Bekerja sebagai sound engineer bukanlah hal yang mudah, semakin hari musik di Indonesia ini semakin mundur dan monoton, tidak bervariasi. Faisal yang sekarang berumur tiga puluh dua tahun mulai bosan dengan rutinitas yang ia jalani. Waktu muda antusias dan gairahnya begitu membara, dan kebetulan musik saat itu tidak semundur sekarang, sekitar tahun 2012. Dia akan dengan mudah menyatukan berbagai nada lagu sehingga membuatnya enak didengar dan berkualitas.
Saat itu musisi yang bekerja pun penuh dengan idealisme, walau tidak sebaik di awal tahun 2000an tapi paling tidak semangatnya tidak pernah pudar. Dia akan datang ke kantor setiap pagi dengan bersemangat. Jauh berbeda dengan sekarang, musik yang ia buat hanya sekedarnya saja. Tidak ada arti dan tidak menyentuh. Tiap kali pulang, dirumahnya Faisal selalu mendengarkan lagu-lagu nostalgia di awal tahun 2000. Dewa 19, Peterpan, Ruth Sahanaya, Chrisye dan lain-lain.
Sekarang di depannya pun ada seorang artis yang sedang melakukan rekaman. Suranya bahkan tidak terlalu bagus, hanya modal tampang. Kemampuan bermusiknya apalagi, fiuh jenis suaranya saja dia tidak tahu Alto atau Sopran. Kebetulan dia seoarang wanita. Kalau jenis suaranya saja tidak tahu apalagi membaca nada.
"Bagus Naya, rekamannya sudah rampung. Suaramu luar biasa." Ucap Toni, manajer label rekaman di sana yang konon katanya adalah pacar si penyanyi.
"Bungkus ya Pak, kalau gitu saya pulang dulu. Mau bersih-bersih." Ucap Naya dengan nada manjanya.
Faisal yang berada di sebrang menggerakan bibirnya mencibir, rasanya ingin muntah mendengar omongan manja wanita seperti itu.
"Loh buru-buru amat. Makan siang dulu lah. Yuk." Ajak Toni,
Naya dengan gaya pura-pura menolak dan bahasa tubuh manja terdiam beberapa saat sebelum akhirnya dengan genit menerima ajakan Toni.
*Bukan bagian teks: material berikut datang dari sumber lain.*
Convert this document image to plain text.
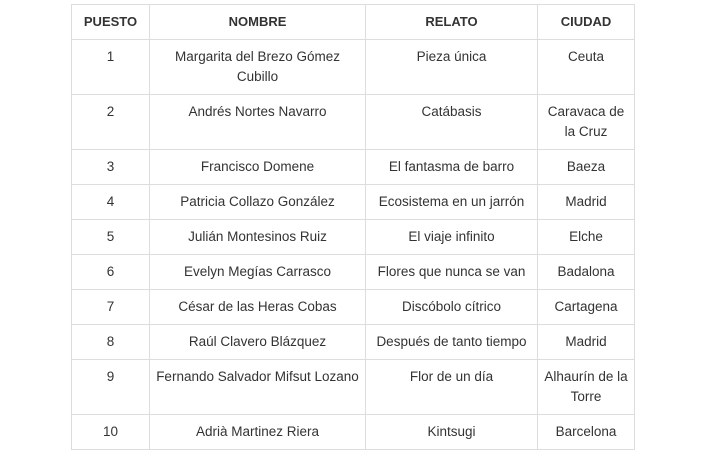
PUESTO	NOMBRE	RELATO	CIUDAD
1	Margarita del Brezo Gómez Cubillo	Pieza única	Ceuta
2	Andrés Nortes Navarro	Catábasis	Caravaca de la Cruz
3	Francisco Domene	El fantasma de barro	Baeza
4	Patricia Collazo González	Ecosistema en un jarrón	Madrid
5	Julián Montesinos Ruiz	El viaje infinito	Elche
6	Evelyn Megías Carrasco	Flores que nunca se van	Badalona
7	César de las Heras Cobas	Discóbolo cítrico	Cartagena
8	Raúl Clavero Blázquez	Después de tanto tiempo	Madrid
9	Fernando Salvador Mifsut Lozano	Flor de un día	Alhaurín de la Torre
10	Adrià Martinez Riera	Kintsugi	Barcelona
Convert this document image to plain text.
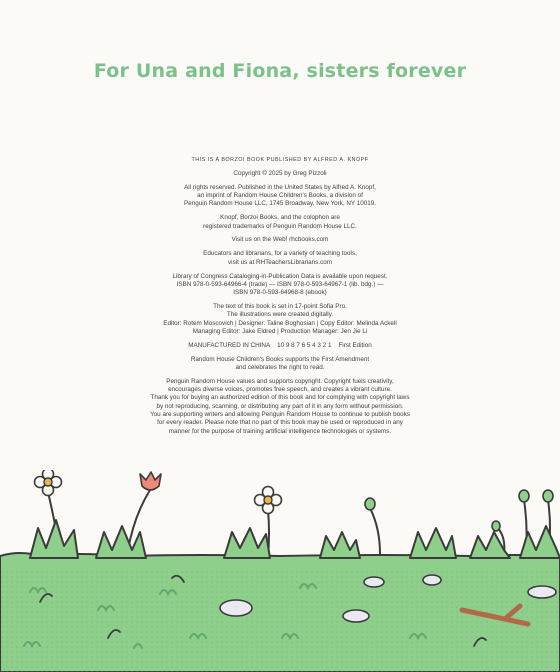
For Una and Fiona, sisters forever

THIS IS A BORZOI BOOK PUBLISHED BY ALFRED A. KNOPF

Copyright © 2025 by Greg Pizzoli

All rights reserved. Published in the United States by Alfred A. Knopf,
an imprint of Random House Children's Books, a division of
Penguin Random House LLC, 1745 Broadway, New York, NY 10019.

Knopf, Borzoi Books, and the colophon are
registered trademarks of Penguin Random House LLC.

Visit us on the Web! rhcbooks.com

Educators and librarians, for a variety of teaching tools,
visit us at RHTeachersLibrarians.com

Library of Congress Cataloging-in-Publication Data is available upon request.
ISBN 978-0-593-64966-4 (trade) — ISBN 978-0-593-64967-1 (lib. bdg.) —
ISBN 978-0-593-64968-8 (ebook)

The text of this book is set in 17-point Sofia Pro.
The illustrations were created digitally.
Editor: Rotem Moscovich | Designer: Taline Boghosian | Copy Editor: Melinda Ackell
Managing Editor: Jake Eldred | Production Manager: Jen Jie Li

MANUFACTURED IN CHINA 10 9 8 7 6 5 4 3 2 1 First Edition

Random House Children's Books supports the First Amendment
and celebrates the right to read.

Penguin Random House values and supports copyright. Copyright fuels creativity,
encourages diverse voices, promotes free speech, and creates a vibrant culture.
Thank you for buying an authorized edition of this book and for complying with copyright laws
by not reproducing, scanning, or distributing any part of it in any form without permission.
You are supporting writers and allowing Penguin Random House to continue to publish books
for every reader. Please note that no part of this book may be used or reproduced in any
manner for the purpose of training artificial intelligence technologies or systems.
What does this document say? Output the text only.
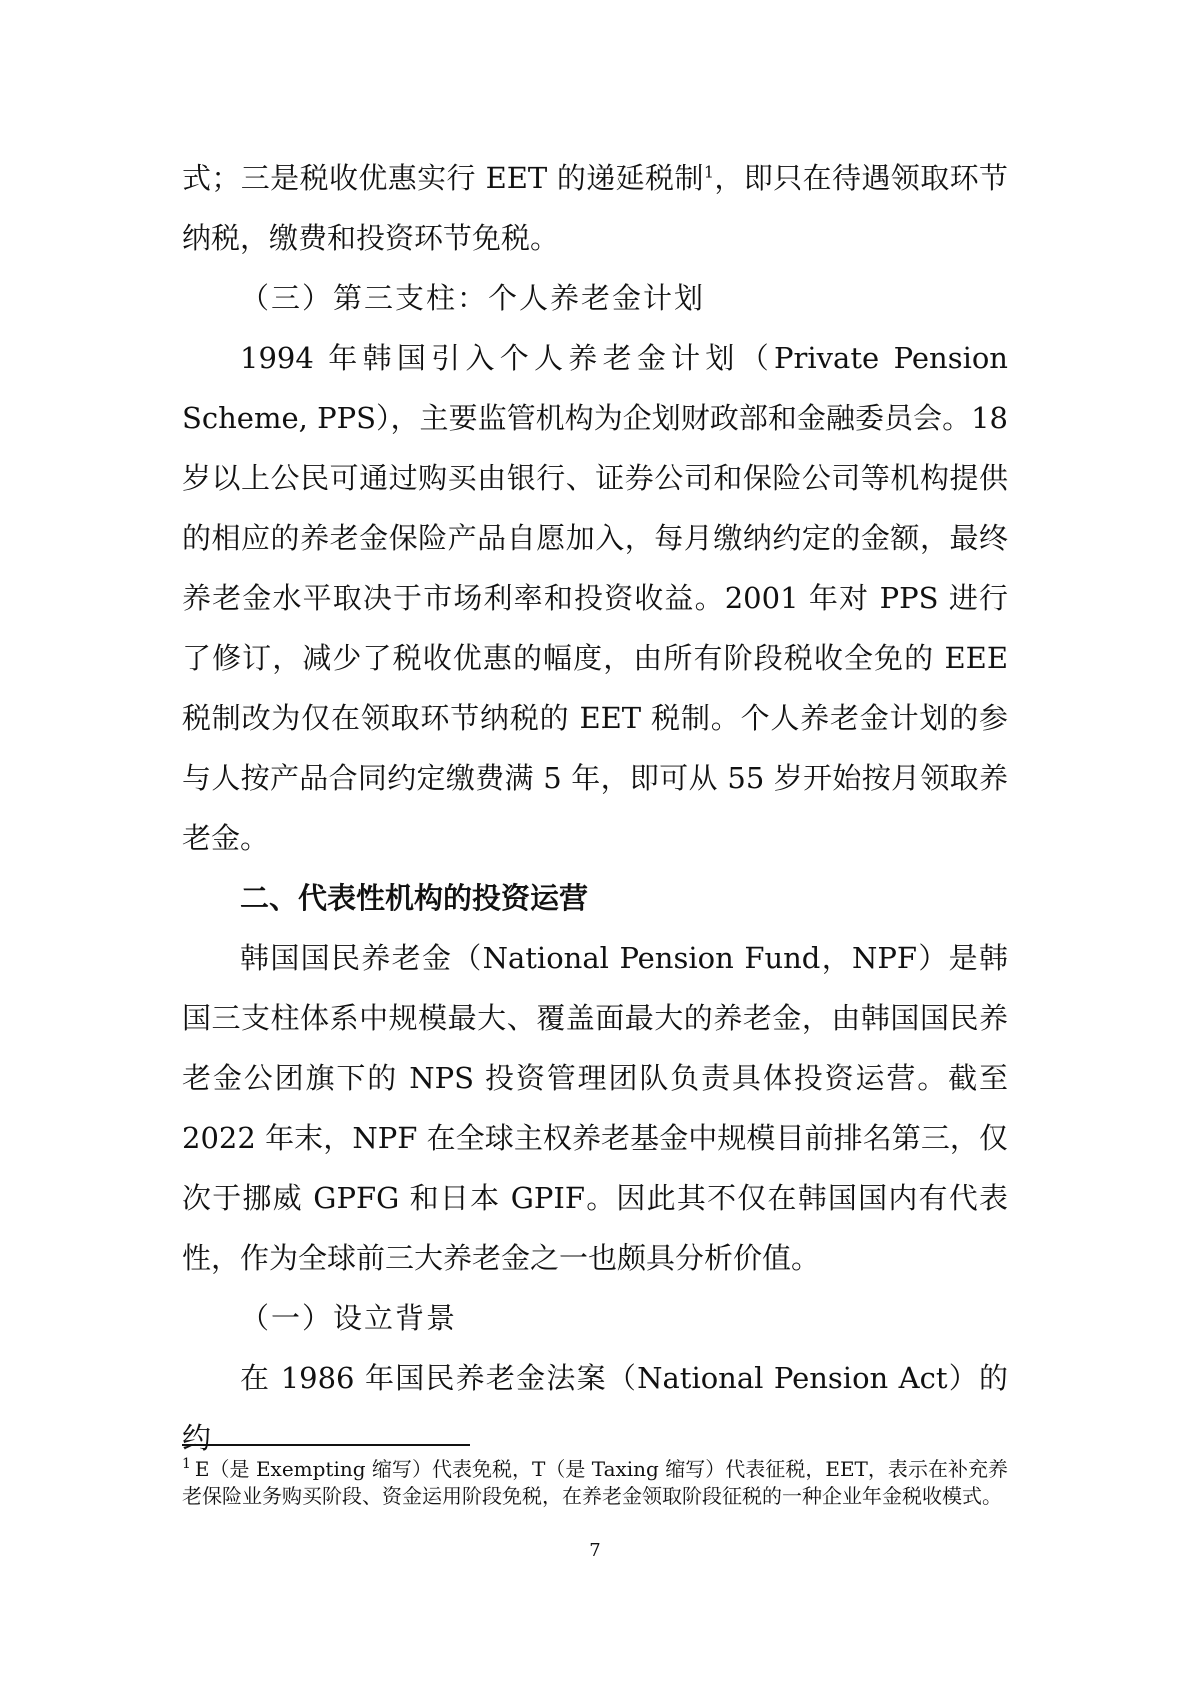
式；三是税收优惠实行 EET 的递延税制$^1$，即只在待遇领取环节纳税，缴费和投资环节免税。

（三）第三支柱：个人养老金计划

1994 年韩国引入个人养老金计划（Private Pension Scheme, PPS），主要监管机构为企划财政部和金融委员会。18 岁以上公民可通过购买由银行、证券公司和保险公司等机构提供的相应的养老金保险产品自愿加入，每月缴纳约定的金额，最终养老金水平取决于市场利率和投资收益。2001 年对 PPS 进行了修订，减少了税收优惠的幅度，由所有阶段税收全免的 EEE 税制改为仅在领取环节纳税的 EET 税制。个人养老金计划的参与人按产品合同约定缴费满 5 年，即可从 55 岁开始按月领取养老金。

二、代表性机构的投资运营

韩国国民养老金（National Pension Fund，NPF）是韩国三支柱体系中规模最大、覆盖面最大的养老金，由韩国国民养老金公团旗下的 NPS 投资管理团队负责具体投资运营。截至 2022 年末，NPF 在全球主权养老基金中规模目前排名第三，仅次于挪威 GPFG 和日本 GPIF。因此其不仅在韩国国内有代表性，作为全球前三大养老金之一也颇具分析价值。

（一）设立背景

在 1986 年国民养老金法案（National Pension Act）的约

$^1$ E（是 Exempting 缩写）代表免税，T（是 Taxing 缩写）代表征税，EET，表示在补充养老保险业务购买阶段、资金运用阶段免税，在养老金领取阶段征税的一种企业年金税收模式。

7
"Kita mau kemana Pak?" Tanya Naya sambil menggandeng lengan Toni dan keluar dari studio tersebut.
"Rasanya gue mau muntah." Ucap Faisal menoleh ke arah Nando yang sekarang sedang memegang gitarnya.
"Bulu kuduk gue sampai merinding." Sahut Nando.
Mereka kemudian saling bertukar pandang satu sama lain, senyum terukir dari bibir manis mereka. Dengan alis yang menaik, Faisal bergegas mengambil gitar dan masuk ke dalam studio. Dia bersama Nando mulai memainkan gitar mereka dengan piawai. Faisal bermain gitar sambil membawakan lagu (Sobat – Padi). Mereka begitu antusias dan sengaja memainkan gitar penuh semangat, mengobati kehausan jiwa mereka akan musik.
****
Di sebuah SMA di Jakarta, Anggun seorang diri berdiri di depan kelas. Dia menatap semua temannya gugup, lebih tepatnya orang yang ia kenal. Dia tidak memiliki banyak teman di kelas, teman karibnya hanya Lala yang merupakan teman sebangkunya juga. Bu Hesti, guru kesenian menyuruh murid-muridnya untuk maju ke depan dan menyanyikan lagu apapun yang diingikan. Dan kesempatan itu tidak disia-siakan oleh Anggun, dengan percaya diri dia membawakan lagu (Ayat-Ayat Cinta-Rossa).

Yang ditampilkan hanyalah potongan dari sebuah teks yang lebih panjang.